Excellent perspective on North Dakota and serious issues to consider whether to lease or not in that state. R W you have provided some very convincing facts and arguments against leasing. Every scenario is different, but this logic seems very appropriate with large tracts of open land in North Dakota. I agree with you about the test of time. Leases are like a marriage you cannot divorce out of. Ownership provides many more rights and control in the process. Unfortunately, I think many people are unwilling to take on the responsibility of being an informed owner and leasing is just easy and requires a pen and notary to get a check.

It depends upon what percentage you are invested, according to your ownership of minerals, and you are not singly paying for the entire 50% drilling cost risk penalty. I have read where some mineral owners were told they had to pay upfront, but the costs come out of the well [s] and besides, you are getting the royalty paid everyone else in the spacing unit. Next stop may be this massive find in the Appalachians- http://www2.untappedwealthonline.com/brpc/index.html

Mary Beth said:

1. Thanks for the reply.
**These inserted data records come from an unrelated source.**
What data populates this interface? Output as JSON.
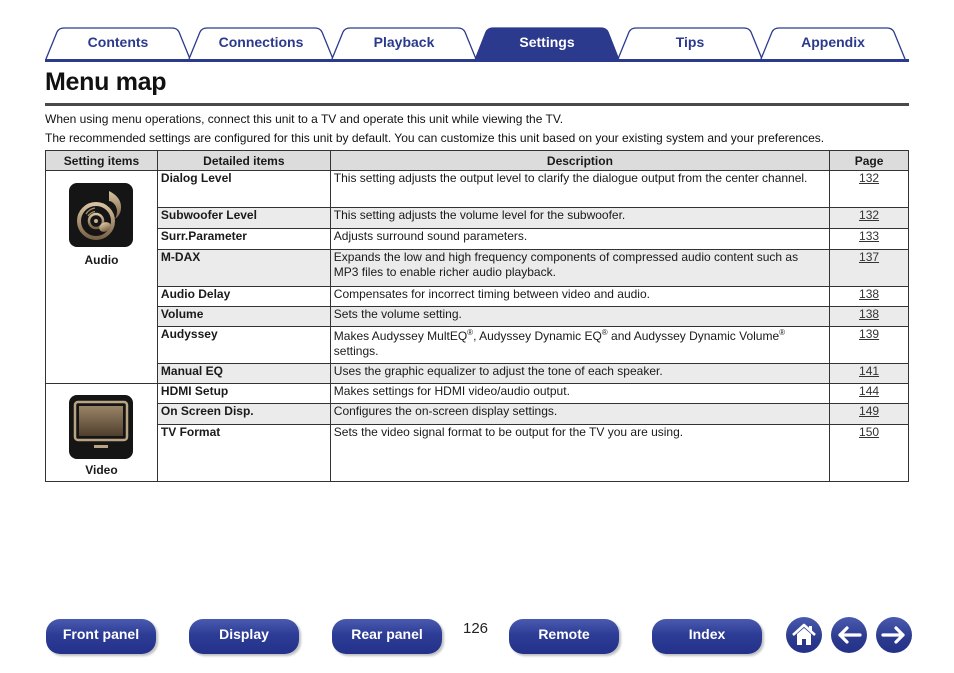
{
  "tabs": [
    {
      "label": "Contents",
      "active": false
    },
    {
      "label": "Connections",
      "active": false
    },
    {
      "label": "Playback",
      "active": false
    },
    {
      "label": "Settings",
      "active": true
    },
    {
      "label": "Tips",
      "active": false
    },
    {
      "label": "Appendix",
      "active": false
    }
  ],
  "page_title": "Menu map",
  "intro": [
    "When using menu operations, connect this unit to a TV and operate this unit while viewing the TV.",
    "The recommended settings are configured for this unit by default. You can customize this unit based on your existing system and your preferences."
  ],
  "table": {
    "headers": [
      "Setting items",
      "Detailed items",
      "Description",
      "Page"
    ],
    "categories": [
      {
        "name": "Audio",
        "icon": "music-disc-icon",
        "rows": [
          {
            "item": "Dialog Level",
            "desc": "This setting adjusts the output level to clarify the dialogue output from the center channel.",
            "page": "132"
          },
          {
            "item": "Subwoofer Level",
            "desc": "This setting adjusts the volume level for the subwoofer.",
            "page": "132"
          },
          {
            "item": "Surr.Parameter",
            "desc": "Adjusts surround sound parameters.",
            "page": "133"
          },
          {
            "item": "M-DAX",
            "desc": "Expands the low and high frequency components of compressed audio content such as MP3 files to enable richer audio playback.",
            "page": "137"
          },
          {
            "item": "Audio Delay",
            "desc": "Compensates for incorrect timing between video and audio.",
            "page": "138"
          },
          {
            "item": "Volume",
            "desc": "Sets the volume setting.",
            "page": "138"
          },
          {
            "item": "Audyssey",
            "desc_parts": [
              "Makes Audyssey MultEQ",
              "®",
              ", Audyssey Dynamic EQ",
              "®",
              " and Audyssey Dynamic Volume",
              "®",
              " settings."
            ],
            "page": "139"
          },
          {
            "item": "Manual EQ",
            "desc": "Uses the graphic equalizer to adjust the tone of each speaker.",
            "page": "141"
          }
        ]
      },
      {
        "name": "Video",
        "icon": "tv-monitor-icon",
        "rows": [
          {
            "item": "HDMI Setup",
            "desc": "Makes settings for HDMI video/audio output.",
            "page": "144"
          },
          {
            "item": "On Screen Disp.",
            "desc": "Configures the on-screen display settings.",
            "page": "149"
          },
          {
            "item": "TV Format",
            "desc": "Sets the video signal format to be output for the TV you are using.",
            "page": "150"
          }
        ]
      }
    ]
  },
  "footer": {
    "buttons": [
      "Front panel",
      "Display",
      "Rear panel",
      "Remote",
      "Index"
    ],
    "page_number": "126",
    "icons": [
      "home-icon",
      "back-arrow-icon",
      "forward-arrow-icon"
    ]
  }
}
So how much time does it take for an average 4000 barrels a month well take to pay off a 10 million dollar drilling expense using the 50% risk penalty you mentioned?

2. If I have my proposed lease well written to cover the pugh clause and vertical severance clause and selling at the point of sale for the gas and oil, and to exclude production expenses, and the other things to protect my interests, etc. and you go with the 16% and no lease written, how are you going to ever prove anything in court if problems come up years later? I have been using a checklist for leases from Texas, and it has items in it that I don’t see in the North Dakota leases. Right now I don’t know what your non-consent will cover in your non-consent lease, legally.

Here is the link for that for those that want to see the checklist:

http://www.gdhm.com/images/pdf/jbm-ogleasechecklist.pdf

3. So, say I leased and the lease wound up with a lien at a bank, and the Lessee doesn’t drill, does that cloud the title on my mineral interests for future leases after the 3 years was up and the lease expired? Without the cooperation clause in the lease the Lessor may not know they have their leased property in a bank mortgage, do they?

Are there honest investors and operators in North Dakota, who won’t drill the cheap well and will pay you a FAIR bonus for your mineral interests?